Sur un versant plus édénique, c’est sur ces mêmes cohortes que s’interroge Agnès Varda, en racontant les plages de Nice dans l’entremêlement du poème et de la brochure : « Notre sujet c’est la foule, ce sont les touristes, les émigrants, qui un jour découvrent cette côte et s’y assemblent pour épuiser leur temps de liberté ». Ici débute le tourisme comme pratique dévorante et invasive, « vandale » comme le qualifient Yervant Gianikian et Angela Ricci Lucchi (Images d’Orient, tourisme vandale, 2001) en exposant ses impacts sur des zones affectées par les crises ou les conflits. Dans Cannibal Tours (1988), Dennis O’Rourke suit lui aussi des groupuscules d’européens venus photographier des Papous, marchander l’artisanat local et poser aux côtés de ceux qu’ils considèrent restés à « l’état sauvage ». L’île vit alors au pouls de la bonne affaire et du cliché à sensation : une photo de famille parmi les cannibales, ce trophée ramené à domicile comme l’est, dans sa proportion épique et fantasmagorique, le King Kong de Schoedsack et Cooper (1933). « Que viennent-ils chercher ici ? » demande l’un des habitants face caméra. Peut-être l’exaltation, la surprise ou, parfois, l’incompris dans ses aspects les plus sordides, et qui pourrait ne trouver sa limite qu’aux confins de l’horreur : parmi les curieux que Loznitsa filme à Auschwitz (Austerlitz, 2016), où le c’était ici abolit la notion même de « visite ». Ou, du moins, dans ce goût de l’inconnu dont Pierre Richard, dans Les Naufragés de l’île de la Tortue (1976), cherche à faire commerce avec sa formule « Démerde-toi — 3000 F, rien compris ». La robinsonnade n’y tarde pourtant pas à tourner au fiasco erratique pour devenir pur cinéma de « vacance », au sens littéral, du temps mort et de la stagnation où prend ses racines, d’une autre façon, l’espace hôtelier de Cédric Klapisch (In Transit, 1986) et Jim Jarmusch (Mystery Train, 1989). Chez ce second, deux touristes japonais partent sur les traces d’Elvis Presley, à Memphis, dont le fantôme hante des rues infinies et dépeuplées qui donnent davantage au pèlerinage l’air d’un vain aller-retour. Quelque chose n’a pas été vu.

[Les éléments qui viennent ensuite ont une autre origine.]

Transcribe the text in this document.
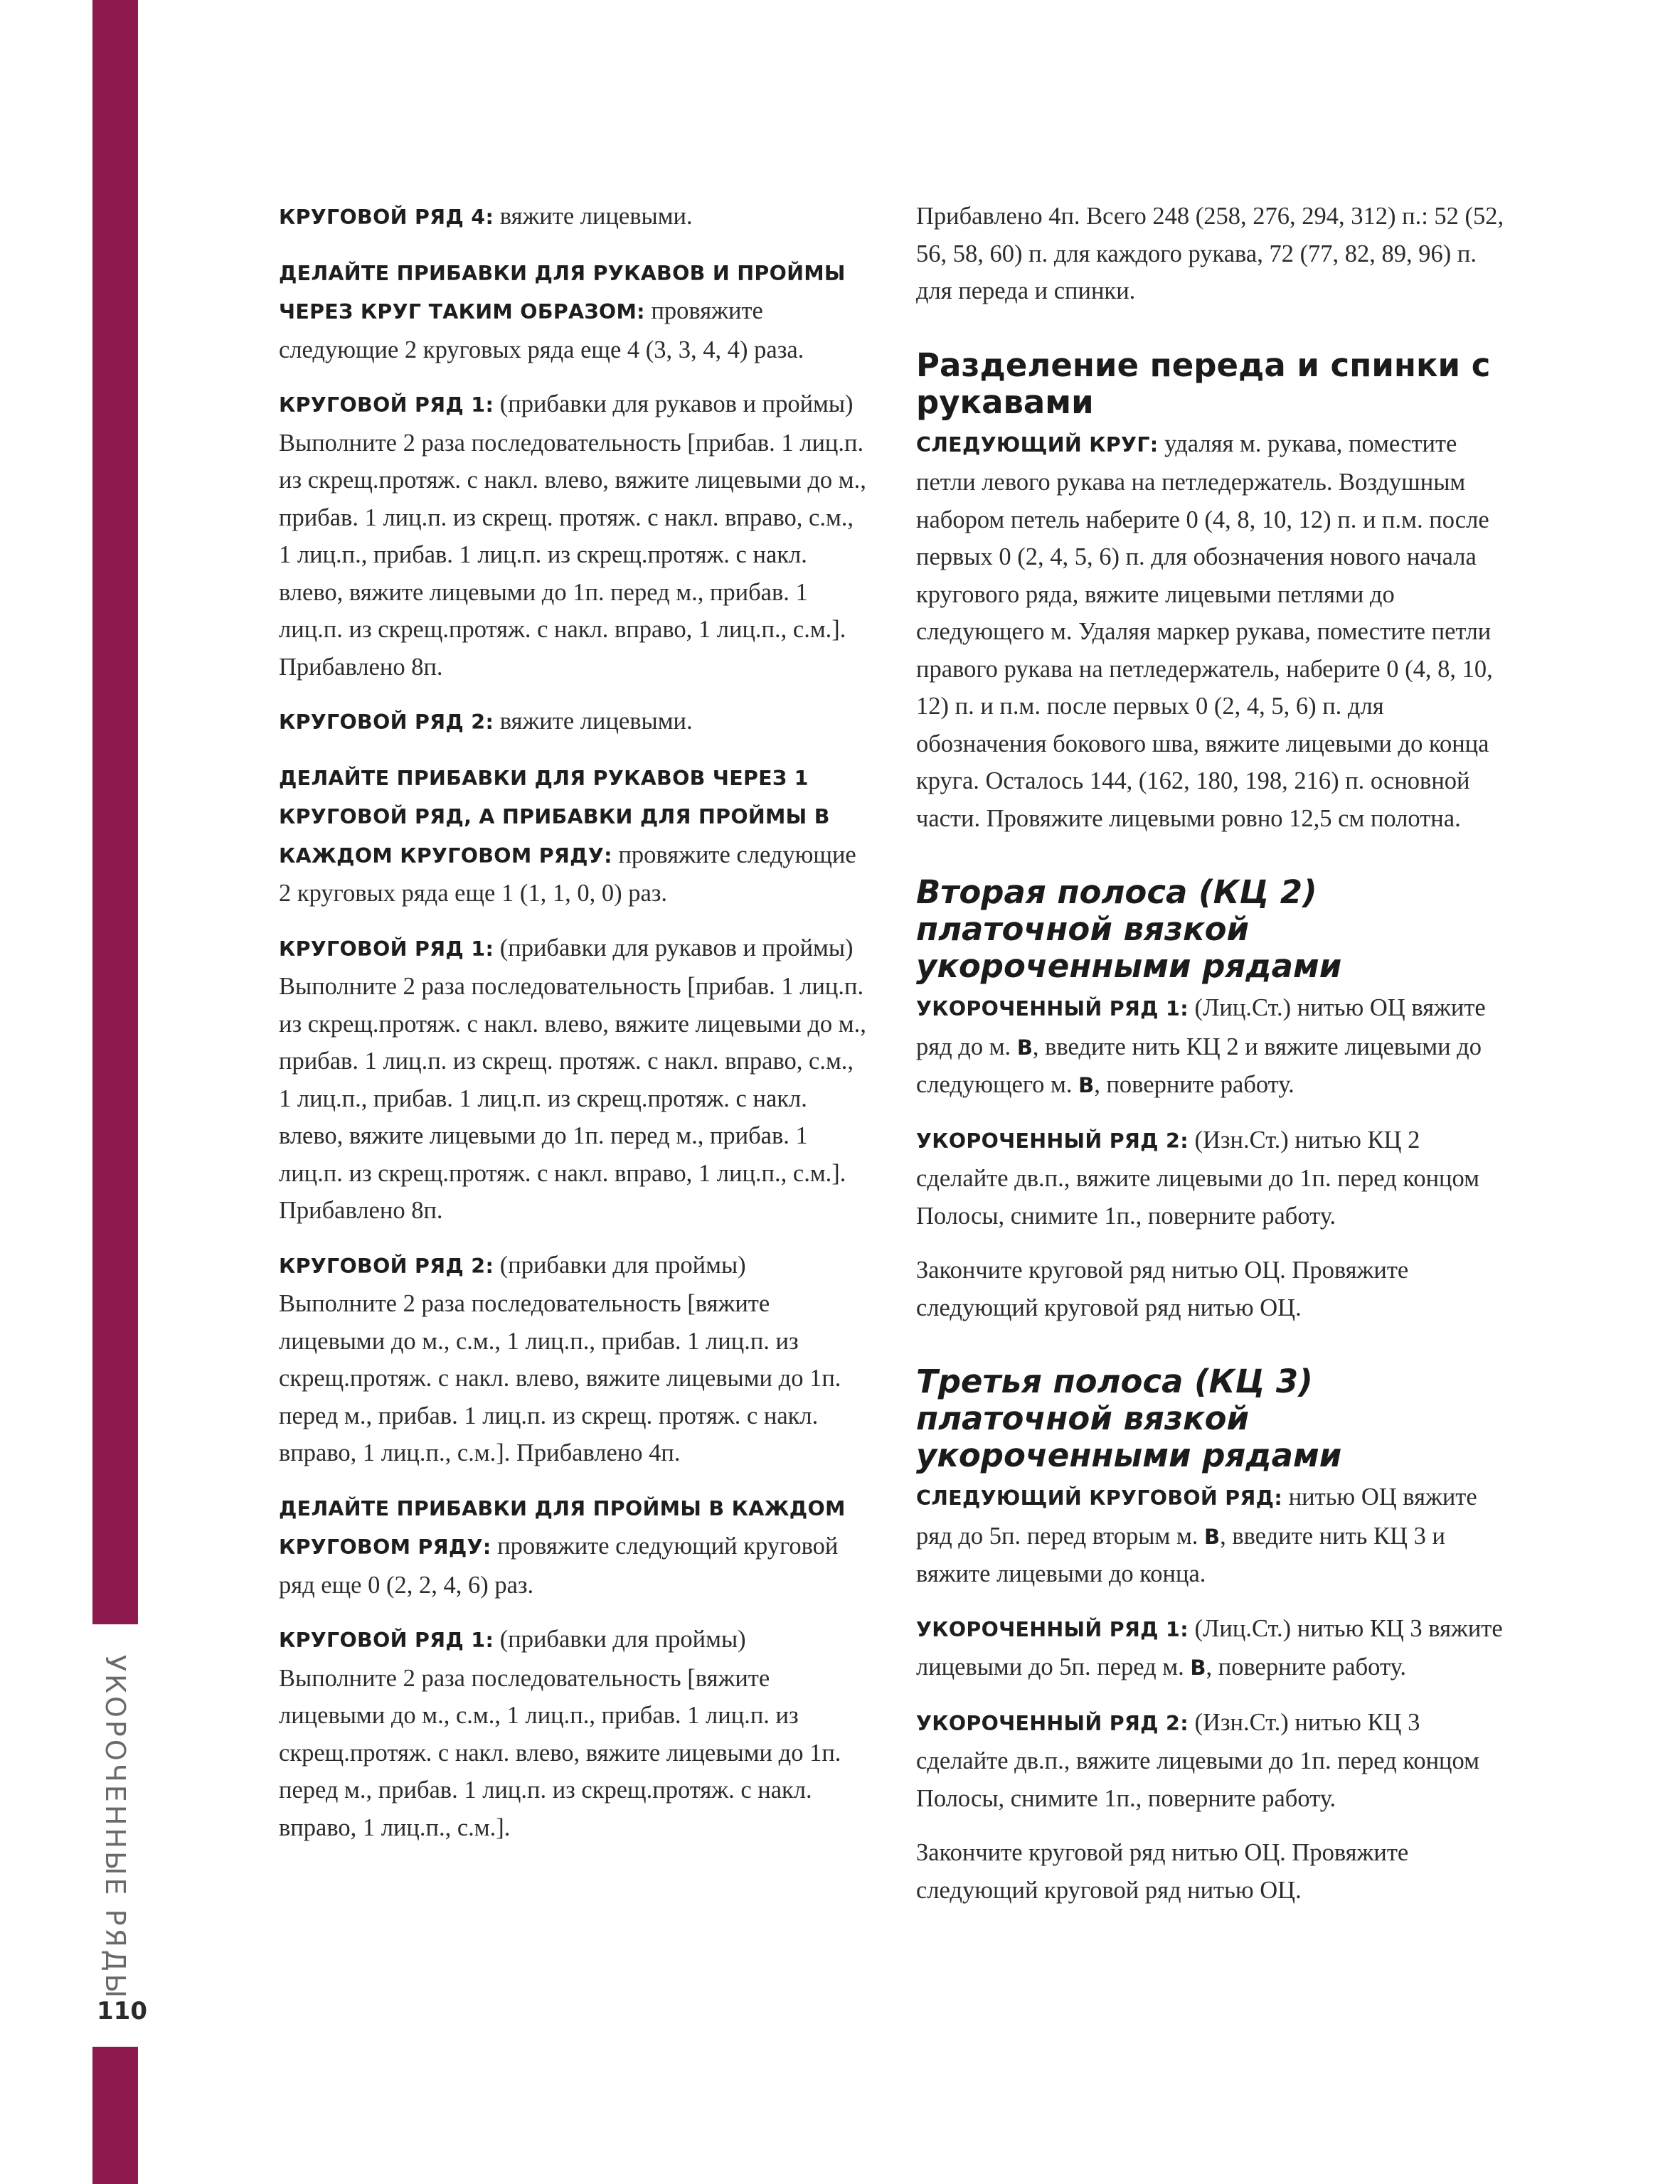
УКОРОЧЕННЫЕ РЯДЫ
110

КРУГОВОЙ РЯД 4: вяжите лицевыми.

ДЕЛАЙТЕ ПРИБАВКИ ДЛЯ РУКАВОВ И ПРОЙМЫ ЧЕРЕЗ КРУГ ТАКИМ ОБРАЗОМ: провяжите следующие 2 круговых ряда еще 4 (3, 3, 4, 4) раза.

КРУГОВОЙ РЯД 1: (прибавки для рукавов и проймы) Выполните 2 раза последовательность [прибав. 1 лиц.п. из скрещ.протяж. с накл. влево, вяжите лицевыми до м., прибав. 1 лиц.п. из скрещ. протяж. с накл. вправо, с.м., 1 лиц.п., прибав. 1 лиц.п. из скрещ.протяж. с накл. влево, вяжите лицевыми до 1п. перед м., прибав. 1 лиц.п. из скрещ.протяж. с накл. вправо, 1 лиц.п., с.м.]. Прибавлено 8п.

КРУГОВОЙ РЯД 2: вяжите лицевыми.

ДЕЛАЙТЕ ПРИБАВКИ ДЛЯ РУКАВОВ ЧЕРЕЗ 1 КРУГОВОЙ РЯД, А ПРИБАВКИ ДЛЯ ПРОЙМЫ В КАЖДОМ КРУГОВОМ РЯДУ: провяжите следующие 2 круговых ряда еще 1 (1, 1, 0, 0) раз.

КРУГОВОЙ РЯД 1: (прибавки для рукавов и проймы) Выполните 2 раза последовательность [прибав. 1 лиц.п. из скрещ.протяж. с накл. влево, вяжите лицевыми до м., прибав. 1 лиц.п. из скрещ. протяж. с накл. вправо, с.м., 1 лиц.п., прибав. 1 лиц.п. из скрещ.протяж. с накл. влево, вяжите лицевыми до 1п. перед м., прибав. 1 лиц.п. из скрещ.протяж. с накл. вправо, 1 лиц.п., с.м.]. Прибавлено 8п.

КРУГОВОЙ РЯД 2: (прибавки для проймы) Выполните 2 раза последовательность [вяжите лицевыми до м., с.м., 1 лиц.п., прибав. 1 лиц.п. из скрещ.протяж. с накл. влево, вяжите лицевыми до 1п. перед м., прибав. 1 лиц.п. из скрещ. протяж. с накл. вправо, 1 лиц.п., с.м.]. Прибавлено 4п.

ДЕЛАЙТЕ ПРИБАВКИ ДЛЯ ПРОЙМЫ В КАЖДОМ КРУГОВОМ РЯДУ: провяжите следующий круговой ряд еще 0 (2, 2, 4, 6) раз.

КРУГОВОЙ РЯД 1: (прибавки для проймы) Выполните 2 раза последовательность [вяжите лицевыми до м., с.м., 1 лиц.п., прибав. 1 лиц.п. из скрещ.протяж. с накл. влево, вяжите лицевыми до 1п. перед м., прибав. 1 лиц.п. из скрещ.протяж. с накл. вправо, 1 лиц.п., с.м.].

Прибавлено 4п. Всего 248 (258, 276, 294, 312) п.: 52 (52, 56, 58, 60) п. для каждого рукава, 72 (77, 82, 89, 96) п. для переда и спинки.

Разделение переда и спинки с рукавами

СЛЕДУЮЩИЙ КРУГ: удаляя м. рукава, поместите петли левого рукава на петледержатель. Воздушным набором петель наберите 0 (4, 8, 10, 12) п. и п.м. после первых 0 (2, 4, 5, 6) п. для обозначения нового начала кругового ряда, вяжите лицевыми петлями до следующего м. Удаляя маркер рукава, поместите петли правого рукава на петледержатель, наберите 0 (4, 8, 10, 12) п. и п.м. после первых 0 (2, 4, 5, 6) п. для обозначения бокового шва, вяжите лицевыми до конца круга. Осталось 144, (162, 180, 198, 216) п. основной части. Провяжите лицевыми ровно 12,5 см полотна.

Вторая полоса (КЦ 2) платочной вязкой укороченными рядами

УКОРОЧЕННЫЙ РЯД 1: (Лиц.Ст.) нитью ОЦ вяжите ряд до м. B, введите нить КЦ 2 и вяжите лицевыми до следующего м. B, поверните работу.

УКОРОЧЕННЫЙ РЯД 2: (Изн.Ст.) нитью КЦ 2 сделайте дв.п., вяжите лицевыми до 1п. перед концом Полосы, снимите 1п., поверните работу.

Закончите круговой ряд нитью ОЦ. Провяжите следующий круговой ряд нитью ОЦ.

Третья полоса (КЦ 3) платочной вязкой укороченными рядами

СЛЕДУЮЩИЙ КРУГОВОЙ РЯД: нитью ОЦ вяжите ряд до 5п. перед вторым м. B, введите нить КЦ 3 и вяжите лицевыми до конца.

УКОРОЧЕННЫЙ РЯД 1: (Лиц.Ст.) нитью КЦ 3 вяжите лицевыми до 5п. перед м. B, поверните работу.

УКОРОЧЕННЫЙ РЯД 2: (Изн.Ст.) нитью КЦ 3 сделайте дв.п., вяжите лицевыми до 1п. перед концом Полосы, снимите 1п., поверните работу.

Закончите круговой ряд нитью ОЦ. Провяжите следующий круговой ряд нитью ОЦ.
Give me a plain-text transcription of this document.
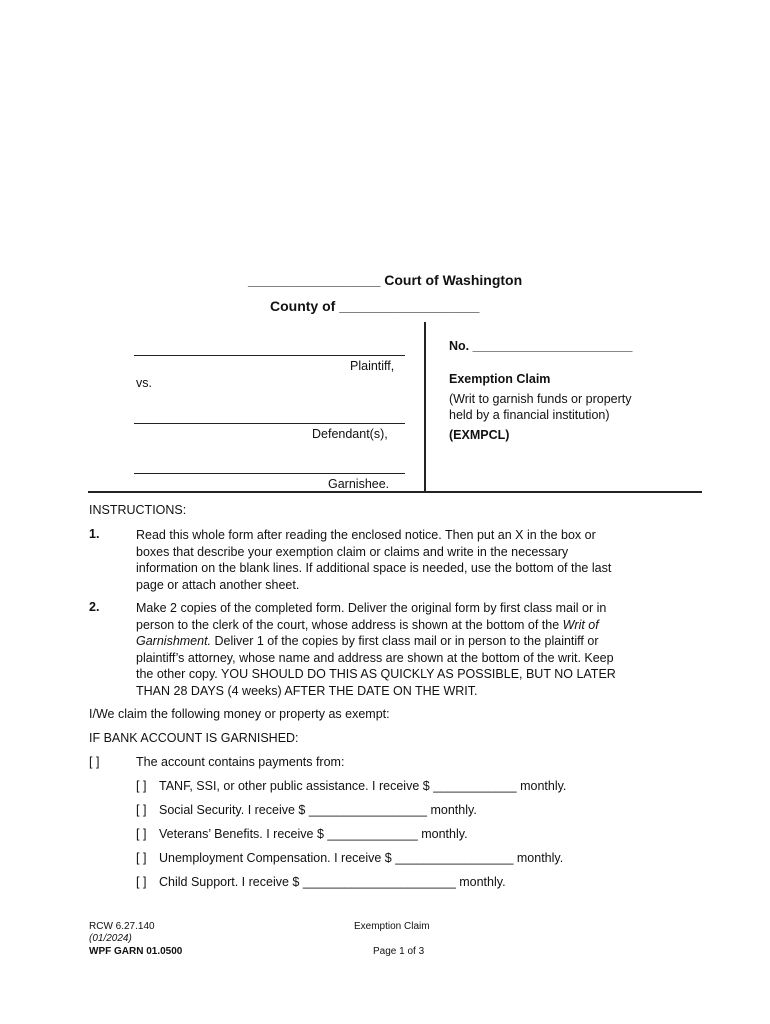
_________________ Court of Washington
County of __________________
Plaintiff,
vs.
Defendant(s),
Garnishee.
No. _______________________
Exemption Claim
(Writ to garnish funds or property
held by a financial institution)
(EXMPCL)
INSTRUCTIONS:
1.	Read this whole form after reading the enclosed notice. Then put an X in the box or
boxes that describe your exemption claim or claims and write in the necessary
information on the blank lines. If additional space is needed, use the bottom of the last
page or attach another sheet.
2.	Make 2 copies of the completed form. Deliver the original form by first class mail or in
person to the clerk of the court, whose address is shown at the bottom of the Writ of
Garnishment. Deliver 1 of the copies by first class mail or in person to the plaintiff or
plaintiff’s attorney, whose name and address are shown at the bottom of the writ. Keep
the other copy. YOU SHOULD DO THIS AS QUICKLY AS POSSIBLE, BUT NO LATER
THAN 28 DAYS (4 weeks) AFTER THE DATE ON THE WRIT.
I/We claim the following money or property as exempt:
IF BANK ACCOUNT IS GARNISHED:
[ ]	The account contains payments from:
[ ] TANF, SSI, or other public assistance. I receive $ ____________ monthly.
[ ] Social Security. I receive $ _________________ monthly.
[ ] Veterans’ Benefits. I receive $ _____________ monthly.
[ ] Unemployment Compensation. I receive $ _________________ monthly.
[ ] Child Support. I receive $ ______________________ monthly.
RCW 6.27.140
(01/2024)
WPF GARN 01.0500
Exemption Claim
Page 1 of 3
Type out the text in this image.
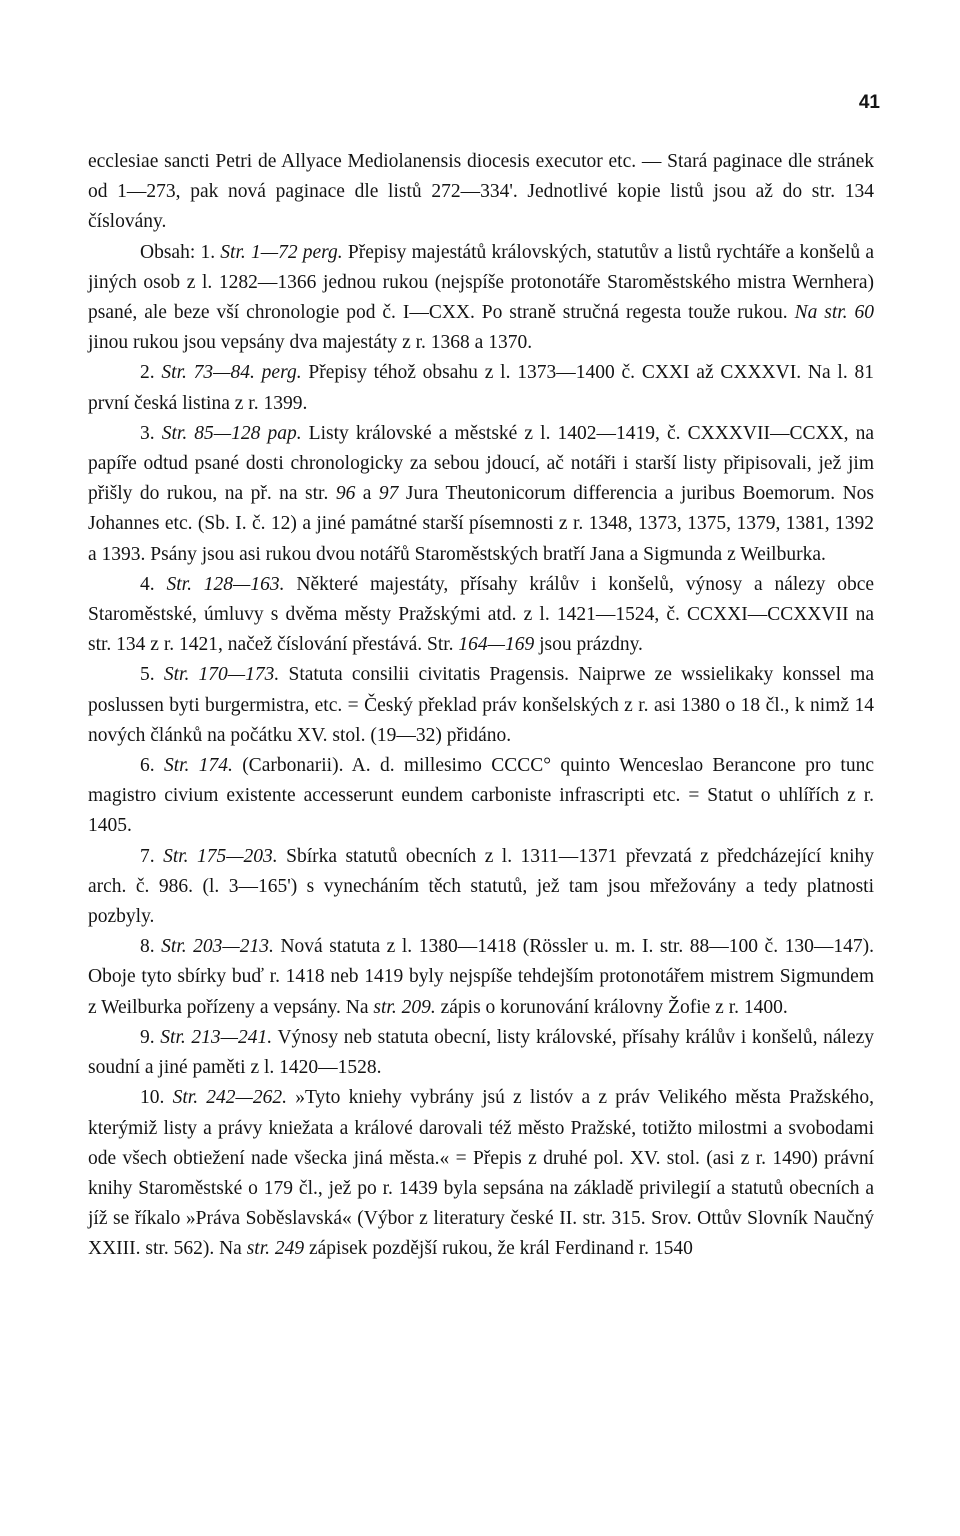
41

ecclesiae sancti Petri de Allyace Mediolanensis diocesis executor etc. — Stará paginace dle stránek od 1—273, pak nová paginace dle listů 272—334'. Jednotlivé kopie listů jsou až do str. 134 číslovány.

Obsah: 1. Str. 1—72 perg. Přepisy majestátů královských, statutův a listů rychtáře a konšelů a jiných osob z l. 1282—1366 jednou rukou (nejspíše protonotáře Staroměstského mistra Wernhera) psané, ale beze vší chronologie pod č. I—CXX. Po straně stručná regesta touže rukou. Na str. 60 jinou rukou jsou vepsány dva majestáty z r. 1368 a 1370.

2. Str. 73—84. perg. Přepisy téhož obsahu z l. 1373—1400 č. CXXI až CXXXVI. Na l. 81 první česká listina z r. 1399.

3. Str. 85—128 pap. Listy královské a městské z l. 1402—1419, č. CXXXVII—CCXX, na papíře odtud psané dosti chronologicky za sebou jdoucí, ač notáři i starší listy připisovali, jež jim přišly do rukou, na př. na str. 96 a 97 Jura Theutonicorum differencia a juribus Boemorum. Nos Johannes etc. (Sb. I. č. 12) a jiné památné starší písemnosti z r. 1348, 1373, 1375, 1379, 1381, 1392 a 1393. Psány jsou asi rukou dvou notářů Staroměstských bratří Jana a Sigmunda z Weilburka.

4. Str. 128—163. Některé majestáty, přísahy králův i konšelů, výnosy a nálezy obce Staroměstské, úmluvy s dvěma městy Pražskými atd. z l. 1421—1524, č. CCXXI—CCXXVII na str. 134 z r. 1421, načež číslování přestává. Str. 164—169 jsou prázdny.

5. Str. 170—173. Statuta consilii civitatis Pragensis. Naiprwe ze wssielikaky konssel ma poslussen byti burgermistra, etc. = Český překlad práv konšelských z r. asi 1380 o 18 čl., k nimž 14 nových článků na počátku XV. stol. (19—32) přidáno.

6. Str. 174. (Carbonarii). A. d. millesimo CCCC° quinto Wenceslao Berancone pro tunc magistro civium existente accesserunt eundem carboniste infrascripti etc. = Statut o uhlířích z r. 1405.

7. Str. 175—203. Sbírka statutů obecních z l. 1311—1371 převzatá z předcházející knihy arch. č. 986. (l. 3—165') s vynecháním těch statutů, jež tam jsou mřežovány a tedy platnosti pozbyly.

8. Str. 203—213. Nová statuta z l. 1380—1418 (Rössler u. m. I. str. 88—100 č. 130—147). Oboje tyto sbírky buď r. 1418 neb 1419 byly nejspíše tehdejším protonotářem mistrem Sigmundem z Weilburka pořízeny a vepsány. Na str. 209. zápis o korunování královny Žofie z r. 1400.

9. Str. 213—241. Výnosy neb statuta obecní, listy královské, přísahy králův i konšelů, nálezy soudní a jiné paměti z l. 1420—1528.

10. Str. 242—262. »Tyto kniehy vybrány jsú z listóv a z práv Velikého města Pražského, kterýmiž listy a právy kniežata a králové darovali též město Pražské, totižto milostmi a svobodami ode všech obtiežení nade všecka jiná města.« = Přepis z druhé pol. XV. stol. (asi z r. 1490) právní knihy Staroměstské o 179 čl., jež po r. 1439 byla sepsána na základě privilegií a statutů obecních a jíž se říkalo »Práva Soběslavská« (Výbor z literatury české II. str. 315. Srov. Ottův Slovník Naučný XXIII. str. 562). Na str. 249 zápisek pozdější rukou, že král Ferdinand r. 1540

Dans Le Rayon vert (1986), Marie Rivière incarne peut-être le mieux cette impossibilité quasi mystique de l’émerveillement et de l’entrée dans la torpeur décomplexée du touriste en terre étrangère. Est-ce à dire que toute destination est un « déjà-vu » ou reste t-il une part de rencontre intime dans nos villégiatures, fussent-elles à l’autre bout du monde ou dans un camping de Provence, ce voisinage reconstitué que Denis Gheerbrant observe en cinéaste-aoûtien dans Le Voyage à la mer (2002) ? Il semble qu’avant même d’être vécu, le tourisme est déjà un monde autonome d’images, une promesse qui demeure le fantasme d’une conquête ou d’une pleine rencontre avec l’altérité. Peut-être faut-il réapprendre à voyager comme on réapprend à voir, se questionne Marc Augé dans L’Impossible voyage, « éventuellement au plus proche de chez nous ». Le dernier film de Jean-François Laguionie, Slocum et moi (2024) — présenté cette année en avant-première — paraît répondre le plus candidement à cette invitation. Le bateau de son père, reliquat des grandes odyssées littéraires et des récits maritimes, a chaviré dans le jardin familial, où la contrainte financière, le rêve ou la peur du départ, fomentent le trouble de l’inexploré qui débute derrière la palissade.